## What if the Washington Post did not display all the data

##### Apr 23, 2015

Thanks to reader Charles Chris P., I was able to get the police staffing data to play around with. Recall from the previous post that the Washington Post made the following scatter plot, comparing the proportion of whites among police officers relative to the proportion of whites among all residents, by city.

In the last post, I suggested making a histogram. As you see below, the histogram was not helpful.

The histogram does point out one feature of the data. Despite the appearance of dots scattered about, the slopes (equivalently, angles at the origin) do not vary widely.

This feature causes problems with interpreting the scatter plot. The difficulty arises from the need to estimate dot density everywhere. This difficulty, sad to say, is introduced by the designer. It arises from using overly granular data. In this case, the proportions are recorded to one decimal place. This means that a city with 10% is shown separate from one with 10.1%. The effect is jittering the dots, which muddies up densities.

One way to solve this problem is to use a density chart (heatmap).

You no longer have every city plotted but you have a better view of the landscape. You learn that most of the action occurs on the top row, especially on the top right. It turns out there are lots of cities (22% of the dataset!) with 100% white police forces.
This group of mostly small cities is obscuring the rest of the data.

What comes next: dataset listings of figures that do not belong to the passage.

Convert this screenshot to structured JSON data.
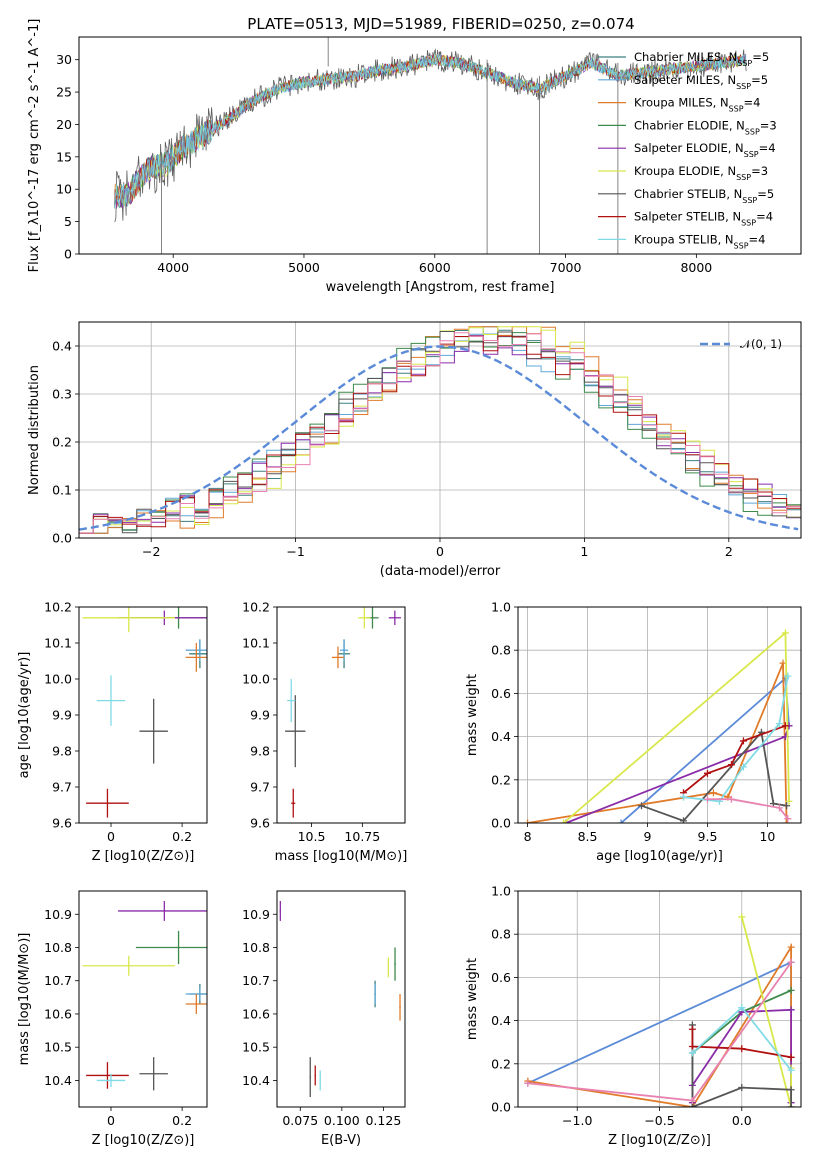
{
  "figure": {
    "title": "PLATE=0513, MJD=51989, FIBERID=0250, z=0.074"
  },
  "models": [
    {
      "name": "Chabrier MILES",
      "nssp": 5,
      "color": "#3f7f7f"
    },
    {
      "name": "Salpeter MILES",
      "nssp": 5,
      "color": "#5fa8d8"
    },
    {
      "name": "Kroupa MILES",
      "nssp": 4,
      "color": "#e07b2a"
    },
    {
      "name": "Chabrier ELODIE",
      "nssp": 3,
      "color": "#3d8a4a"
    },
    {
      "name": "Salpeter ELODIE",
      "nssp": 4,
      "color": "#8a2ca8"
    },
    {
      "name": "Kroupa ELODIE",
      "nssp": 3,
      "color": "#d8e84a"
    },
    {
      "name": "Chabrier STELIB",
      "nssp": 5,
      "color": "#555555"
    },
    {
      "name": "Salpeter STELIB",
      "nssp": 4,
      "color": "#b01010"
    },
    {
      "name": "Kroupa STELIB",
      "nssp": 4,
      "color": "#80dbe6"
    }
  ],
  "chart_data": [
    {
      "id": "spectrum",
      "type": "line",
      "xlabel": "wavelength [Angstrom, rest frame]",
      "ylabel": "Flux [f_λ10^-17 erg cm^-2 s^-1 A^-1]",
      "xlim": [
        3280,
        8800
      ],
      "ylim": [
        0,
        33.5
      ],
      "xticks": [
        4000,
        5000,
        6000,
        7000,
        8000
      ],
      "yticks": [
        0,
        5,
        10,
        15,
        20,
        25,
        30
      ],
      "continuum": [
        [
          3550,
          9
        ],
        [
          3650,
          9
        ],
        [
          3800,
          13
        ],
        [
          3950,
          14
        ],
        [
          4050,
          16
        ],
        [
          4200,
          18
        ],
        [
          4400,
          20.5
        ],
        [
          4600,
          23.5
        ],
        [
          4800,
          25.5
        ],
        [
          5000,
          26.5
        ],
        [
          5200,
          27
        ],
        [
          5400,
          27.5
        ],
        [
          5600,
          28.5
        ],
        [
          5800,
          29
        ],
        [
          6000,
          30
        ],
        [
          6200,
          29.5
        ],
        [
          6400,
          28
        ],
        [
          6600,
          26.5
        ],
        [
          6800,
          25.5
        ],
        [
          7000,
          27.5
        ],
        [
          7200,
          29.5
        ],
        [
          7400,
          27.5
        ],
        [
          7600,
          28
        ],
        [
          7800,
          28.5
        ],
        [
          8000,
          29
        ],
        [
          8200,
          29.5
        ],
        [
          8380,
          30
        ]
      ],
      "spikes": [
        [
          3910,
          0
        ],
        [
          5185,
          33.5
        ],
        [
          6400,
          0
        ],
        [
          6800,
          0
        ],
        [
          7400,
          0
        ]
      ],
      "grid": false,
      "legend": "upper-right"
    },
    {
      "id": "residuals",
      "type": "histogram",
      "xlabel": "(data-model)/error",
      "ylabel": "Normed distribution",
      "xlim": [
        -2.5,
        2.5
      ],
      "ylim": [
        0,
        0.45
      ],
      "xticks": [
        -2,
        -1,
        0,
        1,
        2
      ],
      "yticks": [
        0.0,
        0.1,
        0.2,
        0.3,
        0.4
      ],
      "bin_width": 0.1,
      "reference_curve": {
        "name": "𝒩(0, 1)",
        "mean": 0,
        "sigma": 1,
        "color": "#5b8bd8"
      },
      "grid": true,
      "legend": "upper-right"
    },
    {
      "id": "age-vs-z",
      "type": "scatter",
      "xlabel": "Z [log10(Z/Z⊙)]",
      "ylabel": "age  [log10(age/yr)]",
      "xlim": [
        -0.09,
        0.27
      ],
      "ylim": [
        9.6,
        10.2
      ],
      "xticks": [
        0.0,
        0.2
      ],
      "yticks": [
        9.6,
        9.7,
        9.8,
        9.9,
        10.0,
        10.1,
        10.2
      ],
      "points": [
        {
          "model": 0,
          "x": 0.25,
          "y": 10.07,
          "xerr": 0.03,
          "yerr": 0.04
        },
        {
          "model": 1,
          "x": 0.25,
          "y": 10.08,
          "xerr": 0.04,
          "yerr": 0.03
        },
        {
          "model": 2,
          "x": 0.24,
          "y": 10.06,
          "xerr": 0.03,
          "yerr": 0.04
        },
        {
          "model": 3,
          "x": 0.19,
          "y": 10.17,
          "xerr": 0.12,
          "yerr": 0.03
        },
        {
          "model": 4,
          "x": 0.15,
          "y": 10.17,
          "xerr": 0.13,
          "yerr": 0.02
        },
        {
          "model": 5,
          "x": 0.05,
          "y": 10.17,
          "xerr": 0.13,
          "yerr": 0.04
        },
        {
          "model": 6,
          "x": 0.12,
          "y": 9.855,
          "xerr": 0.04,
          "yerr": 0.09
        },
        {
          "model": 7,
          "x": -0.01,
          "y": 9.655,
          "xerr": 0.06,
          "yerr": 0.04
        },
        {
          "model": 8,
          "x": 0.0,
          "y": 9.94,
          "xerr": 0.04,
          "yerr": 0.07
        }
      ]
    },
    {
      "id": "age-vs-mass",
      "type": "scatter",
      "xlabel": "mass [log10(M/M⊙)]",
      "ylabel": "",
      "xlim": [
        10.33,
        10.96
      ],
      "ylim": [
        9.6,
        10.2
      ],
      "xticks": [
        10.5,
        10.75
      ],
      "yticks": [
        9.6,
        9.7,
        9.8,
        9.9,
        10.0,
        10.1,
        10.2
      ],
      "points": [
        {
          "model": 0,
          "x": 10.66,
          "y": 10.07,
          "xerr": 0.03,
          "yerr": 0.04
        },
        {
          "model": 1,
          "x": 10.66,
          "y": 10.08,
          "xerr": 0.02,
          "yerr": 0.03
        },
        {
          "model": 2,
          "x": 10.63,
          "y": 10.06,
          "xerr": 0.03,
          "yerr": 0.03
        },
        {
          "model": 3,
          "x": 10.8,
          "y": 10.17,
          "xerr": 0.03,
          "yerr": 0.03
        },
        {
          "model": 4,
          "x": 10.91,
          "y": 10.17,
          "xerr": 0.03,
          "yerr": 0.02
        },
        {
          "model": 5,
          "x": 10.76,
          "y": 10.17,
          "xerr": 0.03,
          "yerr": 0.03
        },
        {
          "model": 6,
          "x": 10.42,
          "y": 9.855,
          "xerr": 0.05,
          "yerr": 0.1
        },
        {
          "model": 7,
          "x": 10.41,
          "y": 9.655,
          "xerr": 0.01,
          "yerr": 0.04
        },
        {
          "model": 8,
          "x": 10.4,
          "y": 9.94,
          "xerr": 0.02,
          "yerr": 0.06
        }
      ]
    },
    {
      "id": "weight-vs-age",
      "type": "line",
      "xlabel": "age  [log10(age/yr)]",
      "ylabel": "mass weight",
      "xlim": [
        7.92,
        10.28
      ],
      "ylim": [
        0,
        1.0
      ],
      "xticks": [
        8.0,
        8.5,
        9.0,
        9.5,
        10.0
      ],
      "yticks": [
        0.0,
        0.2,
        0.4,
        0.6,
        0.8,
        1.0
      ],
      "grid": true,
      "series": [
        {
          "model": 0,
          "x": [
            8.78,
            10.15,
            10.18
          ],
          "y": [
            0.0,
            0.67,
            0.45
          ]
        },
        {
          "model": 2,
          "x": [
            8.0,
            9.55,
            9.67,
            10.13,
            10.16
          ],
          "y": [
            0.0,
            0.14,
            0.12,
            0.74,
            0.0
          ]
        },
        {
          "model": 4,
          "x": [
            8.32,
            10.15,
            10.18
          ],
          "y": [
            0.0,
            0.4,
            0.45
          ]
        },
        {
          "model": 5,
          "x": [
            8.3,
            10.15,
            10.18
          ],
          "y": [
            0.0,
            0.88,
            0.1
          ]
        },
        {
          "model": 6,
          "x": [
            8.95,
            9.3,
            9.95,
            10.05,
            10.16
          ],
          "y": [
            0.08,
            0.01,
            0.42,
            0.09,
            0.08
          ]
        },
        {
          "model": 7,
          "x": [
            9.3,
            9.5,
            9.7,
            9.8,
            10.15
          ],
          "y": [
            0.14,
            0.23,
            0.27,
            0.38,
            0.45
          ]
        },
        {
          "model": 8,
          "x": [
            9.3,
            9.6,
            9.8,
            10.1,
            10.17
          ],
          "y": [
            0.12,
            0.1,
            0.26,
            0.46,
            0.68
          ]
        },
        {
          "model": 1,
          "x": [
            9.5,
            9.7,
            10.1,
            10.17
          ],
          "y": [
            0.11,
            0.11,
            0.07,
            0.02
          ]
        }
      ]
    },
    {
      "id": "mass-vs-z",
      "type": "scatter",
      "xlabel": "Z [log10(Z/Z⊙)]",
      "ylabel": "mass [log10(M/M⊙)]",
      "xlim": [
        -0.09,
        0.27
      ],
      "ylim": [
        10.32,
        10.97
      ],
      "xticks": [
        0.0,
        0.2
      ],
      "yticks": [
        10.4,
        10.5,
        10.6,
        10.7,
        10.8,
        10.9
      ],
      "points": [
        {
          "model": 0,
          "x": 0.25,
          "y": 10.66,
          "xerr": 0.03,
          "yerr": 0.03
        },
        {
          "model": 1,
          "x": 0.25,
          "y": 10.66,
          "xerr": 0.04,
          "yerr": 0.02
        },
        {
          "model": 2,
          "x": 0.24,
          "y": 10.63,
          "xerr": 0.03,
          "yerr": 0.03
        },
        {
          "model": 3,
          "x": 0.19,
          "y": 10.8,
          "xerr": 0.12,
          "yerr": 0.05
        },
        {
          "model": 4,
          "x": 0.15,
          "y": 10.91,
          "xerr": 0.13,
          "yerr": 0.03
        },
        {
          "model": 5,
          "x": 0.05,
          "y": 10.745,
          "xerr": 0.13,
          "yerr": 0.03
        },
        {
          "model": 6,
          "x": 0.12,
          "y": 10.42,
          "xerr": 0.04,
          "yerr": 0.05
        },
        {
          "model": 7,
          "x": -0.01,
          "y": 10.415,
          "xerr": 0.06,
          "yerr": 0.04
        },
        {
          "model": 8,
          "x": 0.0,
          "y": 10.4,
          "xerr": 0.04,
          "yerr": 0.02
        }
      ]
    },
    {
      "id": "mass-vs-ebv",
      "type": "scatter",
      "xlabel": "E(B-V)",
      "ylabel": "",
      "xlim": [
        0.061,
        0.138
      ],
      "ylim": [
        10.32,
        10.97
      ],
      "xticks": [
        0.075,
        0.1,
        0.125
      ],
      "xticklabels": [
        "0.075",
        "0.100",
        "0.125"
      ],
      "yticks": [
        10.4,
        10.5,
        10.6,
        10.7,
        10.8,
        10.9
      ],
      "points": [
        {
          "model": 0,
          "x": 0.12,
          "y": 10.66,
          "yerr": 0.04
        },
        {
          "model": 1,
          "x": 0.12,
          "y": 10.66,
          "yerr": 0.03
        },
        {
          "model": 2,
          "x": 0.135,
          "y": 10.62,
          "yerr": 0.04
        },
        {
          "model": 3,
          "x": 0.132,
          "y": 10.75,
          "yerr": 0.05
        },
        {
          "model": 4,
          "x": 0.063,
          "y": 10.91,
          "yerr": 0.03
        },
        {
          "model": 5,
          "x": 0.128,
          "y": 10.74,
          "yerr": 0.03
        },
        {
          "model": 6,
          "x": 0.081,
          "y": 10.41,
          "yerr": 0.06
        },
        {
          "model": 7,
          "x": 0.084,
          "y": 10.415,
          "yerr": 0.03
        },
        {
          "model": 8,
          "x": 0.087,
          "y": 10.4,
          "yerr": 0.03
        }
      ]
    },
    {
      "id": "weight-vs-z",
      "type": "line",
      "xlabel": "Z [log10(Z/Z⊙)]",
      "ylabel": "mass weight",
      "xlim": [
        -1.36,
        0.36
      ],
      "ylim": [
        0,
        1.0
      ],
      "xticks": [
        -1.0,
        -0.5,
        0.0
      ],
      "xticklabels": [
        "−1.0",
        "−0.5",
        "0.0"
      ],
      "yticks": [
        0.0,
        0.2,
        0.4,
        0.6,
        0.8,
        1.0
      ],
      "grid": true,
      "series": [
        {
          "model": 0,
          "x": [
            -1.3,
            0.3,
            0.3
          ],
          "y": [
            0.11,
            0.67,
            0.45
          ]
        },
        {
          "model": 2,
          "x": [
            -1.3,
            -0.3,
            0.3,
            0.3
          ],
          "y": [
            0.12,
            0.0,
            0.74,
            0.0
          ]
        },
        {
          "model": 3,
          "x": [
            -0.3,
            -0.3,
            0.0,
            0.3
          ],
          "y": [
            0.0,
            0.25,
            0.44,
            0.54
          ]
        },
        {
          "model": 4,
          "x": [
            -0.3,
            -0.3,
            0.0,
            0.3,
            0.3
          ],
          "y": [
            0.02,
            0.1,
            0.44,
            0.45,
            0.02
          ]
        },
        {
          "model": 5,
          "x": [
            0.0,
            0.3,
            0.3
          ],
          "y": [
            0.88,
            0.0,
            0.18
          ]
        },
        {
          "model": 6,
          "x": [
            -0.3,
            -0.3,
            0.0,
            0.3,
            0.3
          ],
          "y": [
            0.38,
            0.0,
            0.09,
            0.08,
            0.0
          ]
        },
        {
          "model": 7,
          "x": [
            -0.3,
            -0.3,
            0.0,
            0.3
          ],
          "y": [
            0.36,
            0.28,
            0.27,
            0.23
          ]
        },
        {
          "model": 8,
          "x": [
            -0.3,
            0.0,
            0.3
          ],
          "y": [
            0.25,
            0.46,
            0.17
          ]
        },
        {
          "model": 1,
          "x": [
            -1.3,
            -0.3,
            0.3
          ],
          "y": [
            0.11,
            0.03,
            0.67
          ]
        }
      ]
    }
  ]
}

Notice that the yellow cells contain very little data, fewer than 10 cities each.

For the question the reporter is addressing, the subgroup of cities with 100% white police forces is trivially important. Most of these places have at least 60% white residents, frequently much higher. But if every police officer is white, then the racial balance will almost surely be "off". I now remove this subgroup from the heatmap:

Immediately, you are able to see much more. In particular, you see a ridge in the expected direction. The higher the proportion of white residents, the higher the proportion of white officers.

But this view is also too granular. The yellow cells now have only one or two cities. So I collapse the cells.

More of the data lie above the bottom-left-top-right diagonal, indicating that in the U.S., the police force is skewed white on average. When comparing cities, we can take this national bias out. The following view does this.

The point indicated by the circle is the average city indicated by relative proportions of zero and zero. Notice that now, the densest regions are clustered around the 45-degree dotted diagonal.

To conclude, the Washington Post data appear to show these insights:

• There is a national bias of whites being more likely to be in the police force
• In about one-fifth of the cities, the entire police force is reported to be white. (The following points exclude these cities.)
• Most cities confirm to the national bias, within an acceptable margin of error
• There are a small number of cities worth investigating further: those that are far away from the 45-degree line through the average city in the final chart shown above.

Showing all the data is not necessarily a good solution. Indeed, it is frequently a suboptimal design choice.

You can follow this conversation by subscribing to the comment feed for this post.

The problem with the histogram of the ratio is that you've compressed the entire left tail (i.e. all municipalities in which there are proportionally more non-white officers) into one bar. I'd be interested to see the histogram with x on a log-scale, which might make the skew more apparent.

timthompson: a log odds scaling is appropriate for this data but not appropriate for Washington Post readers. I neglected to mention that the histogram I posted already lobbed off a much longer right tail. The problem comes from this particular ratio scale. If the proportion of white residents is low, the ratio will explode easily.

I've never been called "Charles P." before ;-)

What software are you using for the Heatmaps?

All the charts in this post are created in JMP's Graph Builder, which I use often to make sketches. R also has good heatmap functions.

In the case of average it is clear: densest regions are clustered around the 45-degree dotted diagonal by default.

Average is good to compare different regions - how far from the middle is on region but in this case it makes no sense.

The comments to this entry are closed.